When you use the tree in an ephemeral fashion, the issue is *not* that 
the path to the element is being copied, because the old path is usually 
not referenced anywhere, and can be garbage collected immediately. 
Asymptotically, this has no impact on space usage.

Instead, the issue is that the tree operations are not "completed". 
Inserting the same element a thousand times without inspecting the tree 
afterwards, you will get a tree that contains a huge unevaluated 
subtree, like

   MkTree (treeInstert 'a' (treeInsert 'a' ...)) 'f' Empty

What your supposed fix actually does is that it fully evaluates the 
subtrees as well.

An easier way to achieve this to use a "strictness annotation" in the 
data type, which is done via the `!` symbol:

     data Tree a = Empty
                 | MkTree !(Tree a) a !(Tree a)

This data type may not have any unevaluated subtrees. Try it and see 
whether it solves your problem.

In general, lazy evaluation is a trade-off: It makes some programs 
simpler to write, but the price is that the cost model becomes more 
difficult, both for time and for space usage. Cost models that you may 
know from eager languages do not apply anymore.

For reasoning about time usage, Okasaki introduces the "debit method",w 
hich you've certainly read about. Another exposition can be found in [1].

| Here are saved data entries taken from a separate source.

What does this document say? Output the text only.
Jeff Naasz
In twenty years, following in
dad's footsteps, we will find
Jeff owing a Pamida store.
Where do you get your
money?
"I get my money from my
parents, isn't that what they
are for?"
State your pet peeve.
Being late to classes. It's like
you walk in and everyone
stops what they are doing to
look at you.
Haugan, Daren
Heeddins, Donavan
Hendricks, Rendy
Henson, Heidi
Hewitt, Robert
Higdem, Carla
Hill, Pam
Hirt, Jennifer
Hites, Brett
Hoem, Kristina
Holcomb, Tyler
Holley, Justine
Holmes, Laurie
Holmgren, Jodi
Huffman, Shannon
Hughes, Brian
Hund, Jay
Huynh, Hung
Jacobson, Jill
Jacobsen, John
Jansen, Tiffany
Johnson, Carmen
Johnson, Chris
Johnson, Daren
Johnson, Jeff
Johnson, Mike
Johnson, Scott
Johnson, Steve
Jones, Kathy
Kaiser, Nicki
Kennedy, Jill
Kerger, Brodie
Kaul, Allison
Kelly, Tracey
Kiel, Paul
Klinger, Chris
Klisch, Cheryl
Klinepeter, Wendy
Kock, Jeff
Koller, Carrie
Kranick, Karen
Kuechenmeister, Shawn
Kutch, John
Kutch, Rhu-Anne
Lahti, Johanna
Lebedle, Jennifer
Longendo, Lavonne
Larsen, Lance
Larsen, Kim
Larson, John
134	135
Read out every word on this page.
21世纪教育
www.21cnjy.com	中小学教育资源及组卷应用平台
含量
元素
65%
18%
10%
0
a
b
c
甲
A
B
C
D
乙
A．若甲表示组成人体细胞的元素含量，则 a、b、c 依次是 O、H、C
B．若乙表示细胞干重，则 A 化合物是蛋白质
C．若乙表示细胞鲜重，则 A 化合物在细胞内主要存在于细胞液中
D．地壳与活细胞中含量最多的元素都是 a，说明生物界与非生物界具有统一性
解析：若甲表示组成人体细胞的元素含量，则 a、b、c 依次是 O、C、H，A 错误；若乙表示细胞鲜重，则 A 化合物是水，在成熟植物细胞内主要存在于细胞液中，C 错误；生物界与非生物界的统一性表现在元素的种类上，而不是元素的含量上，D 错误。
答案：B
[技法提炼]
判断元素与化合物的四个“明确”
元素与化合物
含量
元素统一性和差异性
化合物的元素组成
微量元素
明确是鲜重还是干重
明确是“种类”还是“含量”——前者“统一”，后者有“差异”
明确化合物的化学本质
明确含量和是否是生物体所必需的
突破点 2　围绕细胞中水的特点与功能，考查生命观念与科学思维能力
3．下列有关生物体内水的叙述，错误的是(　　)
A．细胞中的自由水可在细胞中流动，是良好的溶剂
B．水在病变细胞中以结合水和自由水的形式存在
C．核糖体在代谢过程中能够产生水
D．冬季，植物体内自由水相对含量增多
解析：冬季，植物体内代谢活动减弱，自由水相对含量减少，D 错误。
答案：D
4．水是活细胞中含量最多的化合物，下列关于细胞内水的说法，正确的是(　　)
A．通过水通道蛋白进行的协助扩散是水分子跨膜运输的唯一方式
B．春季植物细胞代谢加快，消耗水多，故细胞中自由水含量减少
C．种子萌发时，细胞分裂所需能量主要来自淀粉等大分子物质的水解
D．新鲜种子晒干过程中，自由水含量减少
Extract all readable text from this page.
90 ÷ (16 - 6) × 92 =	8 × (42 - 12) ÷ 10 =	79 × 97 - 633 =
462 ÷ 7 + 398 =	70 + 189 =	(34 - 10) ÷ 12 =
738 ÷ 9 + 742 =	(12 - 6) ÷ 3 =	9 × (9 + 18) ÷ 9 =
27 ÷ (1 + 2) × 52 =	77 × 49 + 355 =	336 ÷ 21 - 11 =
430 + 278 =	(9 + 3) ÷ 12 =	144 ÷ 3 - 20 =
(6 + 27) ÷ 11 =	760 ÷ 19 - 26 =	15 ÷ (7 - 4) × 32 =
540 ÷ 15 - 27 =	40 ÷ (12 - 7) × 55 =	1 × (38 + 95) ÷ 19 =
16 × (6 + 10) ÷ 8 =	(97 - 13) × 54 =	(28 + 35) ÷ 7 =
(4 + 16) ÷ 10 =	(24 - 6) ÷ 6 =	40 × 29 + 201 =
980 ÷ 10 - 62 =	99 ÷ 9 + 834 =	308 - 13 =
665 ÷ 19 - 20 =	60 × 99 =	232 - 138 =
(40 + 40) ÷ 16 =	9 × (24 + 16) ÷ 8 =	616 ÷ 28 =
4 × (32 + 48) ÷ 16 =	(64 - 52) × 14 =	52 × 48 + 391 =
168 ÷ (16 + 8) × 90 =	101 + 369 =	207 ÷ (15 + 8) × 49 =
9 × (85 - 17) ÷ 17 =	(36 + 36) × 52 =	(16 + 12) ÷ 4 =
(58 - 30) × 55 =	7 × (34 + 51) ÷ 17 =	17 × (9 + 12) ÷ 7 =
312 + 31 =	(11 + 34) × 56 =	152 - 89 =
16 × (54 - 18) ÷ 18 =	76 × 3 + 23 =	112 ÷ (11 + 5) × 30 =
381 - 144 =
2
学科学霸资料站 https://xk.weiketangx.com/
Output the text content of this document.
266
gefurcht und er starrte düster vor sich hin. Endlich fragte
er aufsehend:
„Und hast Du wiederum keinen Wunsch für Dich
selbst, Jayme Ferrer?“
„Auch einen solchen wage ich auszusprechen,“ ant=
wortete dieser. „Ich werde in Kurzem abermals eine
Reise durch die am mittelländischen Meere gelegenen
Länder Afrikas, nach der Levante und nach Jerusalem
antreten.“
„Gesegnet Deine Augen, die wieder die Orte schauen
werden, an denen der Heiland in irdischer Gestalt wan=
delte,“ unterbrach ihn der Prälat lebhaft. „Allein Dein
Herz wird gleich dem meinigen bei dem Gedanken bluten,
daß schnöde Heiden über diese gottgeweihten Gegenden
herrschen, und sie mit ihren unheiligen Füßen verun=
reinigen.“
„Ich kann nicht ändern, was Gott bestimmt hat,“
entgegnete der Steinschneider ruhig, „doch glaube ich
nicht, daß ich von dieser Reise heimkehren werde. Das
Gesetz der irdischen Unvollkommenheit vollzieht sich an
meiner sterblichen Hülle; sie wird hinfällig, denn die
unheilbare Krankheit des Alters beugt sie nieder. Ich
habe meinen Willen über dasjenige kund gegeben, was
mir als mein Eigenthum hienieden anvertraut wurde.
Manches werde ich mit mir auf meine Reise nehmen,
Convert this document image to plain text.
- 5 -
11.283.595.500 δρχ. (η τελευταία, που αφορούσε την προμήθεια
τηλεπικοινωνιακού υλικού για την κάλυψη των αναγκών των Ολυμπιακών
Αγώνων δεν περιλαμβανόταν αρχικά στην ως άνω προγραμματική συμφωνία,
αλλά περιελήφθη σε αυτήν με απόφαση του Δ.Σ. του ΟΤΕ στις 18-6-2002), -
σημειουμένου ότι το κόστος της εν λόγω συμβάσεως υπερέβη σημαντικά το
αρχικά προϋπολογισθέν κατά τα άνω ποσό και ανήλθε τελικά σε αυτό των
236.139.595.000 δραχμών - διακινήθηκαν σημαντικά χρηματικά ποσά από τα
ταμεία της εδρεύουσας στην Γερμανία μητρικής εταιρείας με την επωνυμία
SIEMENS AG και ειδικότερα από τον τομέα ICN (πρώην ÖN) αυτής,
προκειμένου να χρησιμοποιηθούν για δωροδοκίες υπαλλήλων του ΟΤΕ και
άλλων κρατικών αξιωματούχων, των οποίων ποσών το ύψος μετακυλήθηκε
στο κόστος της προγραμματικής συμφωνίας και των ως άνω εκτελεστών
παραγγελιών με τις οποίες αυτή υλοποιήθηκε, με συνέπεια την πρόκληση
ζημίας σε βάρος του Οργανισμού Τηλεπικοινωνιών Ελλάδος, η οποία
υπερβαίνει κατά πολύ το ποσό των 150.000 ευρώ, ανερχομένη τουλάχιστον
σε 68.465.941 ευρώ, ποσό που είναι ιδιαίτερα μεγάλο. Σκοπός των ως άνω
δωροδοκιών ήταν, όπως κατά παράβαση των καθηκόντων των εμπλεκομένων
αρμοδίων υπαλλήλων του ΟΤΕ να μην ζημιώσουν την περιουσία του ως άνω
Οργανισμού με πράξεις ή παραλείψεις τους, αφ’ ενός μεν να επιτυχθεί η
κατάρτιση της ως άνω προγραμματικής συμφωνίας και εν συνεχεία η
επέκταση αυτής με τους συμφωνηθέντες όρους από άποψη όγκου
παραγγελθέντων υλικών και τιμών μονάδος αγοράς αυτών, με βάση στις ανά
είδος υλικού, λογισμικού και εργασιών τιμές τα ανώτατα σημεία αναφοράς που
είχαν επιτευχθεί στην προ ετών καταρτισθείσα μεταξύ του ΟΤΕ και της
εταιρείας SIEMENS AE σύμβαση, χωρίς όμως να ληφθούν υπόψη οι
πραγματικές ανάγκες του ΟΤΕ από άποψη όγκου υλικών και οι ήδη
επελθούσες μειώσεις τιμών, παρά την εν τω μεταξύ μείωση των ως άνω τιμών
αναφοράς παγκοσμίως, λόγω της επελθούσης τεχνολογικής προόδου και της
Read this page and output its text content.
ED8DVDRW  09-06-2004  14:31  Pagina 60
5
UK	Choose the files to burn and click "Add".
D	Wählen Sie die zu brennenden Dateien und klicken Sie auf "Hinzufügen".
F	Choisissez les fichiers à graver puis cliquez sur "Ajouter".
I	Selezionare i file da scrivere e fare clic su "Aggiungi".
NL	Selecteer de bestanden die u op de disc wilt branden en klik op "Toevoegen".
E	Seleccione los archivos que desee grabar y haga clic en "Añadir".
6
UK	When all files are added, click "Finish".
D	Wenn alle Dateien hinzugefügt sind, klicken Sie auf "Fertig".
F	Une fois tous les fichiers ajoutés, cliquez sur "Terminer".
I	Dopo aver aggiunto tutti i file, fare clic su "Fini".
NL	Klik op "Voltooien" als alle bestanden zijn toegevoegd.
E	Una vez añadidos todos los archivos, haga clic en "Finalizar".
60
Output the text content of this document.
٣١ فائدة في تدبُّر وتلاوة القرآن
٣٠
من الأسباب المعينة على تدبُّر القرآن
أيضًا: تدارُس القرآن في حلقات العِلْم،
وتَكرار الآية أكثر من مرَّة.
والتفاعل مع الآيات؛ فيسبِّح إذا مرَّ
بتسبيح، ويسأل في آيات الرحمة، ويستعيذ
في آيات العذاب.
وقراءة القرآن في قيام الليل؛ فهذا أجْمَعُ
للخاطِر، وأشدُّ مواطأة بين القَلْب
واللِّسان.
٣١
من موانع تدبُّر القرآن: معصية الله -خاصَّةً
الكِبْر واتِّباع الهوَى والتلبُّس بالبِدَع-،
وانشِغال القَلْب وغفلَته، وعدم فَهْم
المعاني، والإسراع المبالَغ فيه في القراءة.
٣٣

For reasoning about space, I recommend an approach that I like to call 
"space invariants" [2]. The key problem with the space leak above is 
that the semantics of a tree -- which elements it contains -- no longer 
coincides with the size of its representation -- an expression which may 
be only partially evaluated. For things like infinite lists, e.g. [1..], 
this is actually great! But for other things like finite maps, this may 
lead to unexpected space usage. The remedy is to enforce a "space 
invariant", which is a guarantee that links the semantics and the size 
of the representation. An example would be "A tree in WHNF uses only as 
much space as the leaves it contains (+ skeleton)". The annotion `!` is 
one way to enforce these invariants.

   [1]: http://apfelmus.nfshost.com/articles/debit-method.html
   [2]: http://apfelmus.nfshost.com/blog/2013/08/21-space-invariants.html

Best regards,
Heinrich Apfelmus

--
http://apfelmus.nfshost.com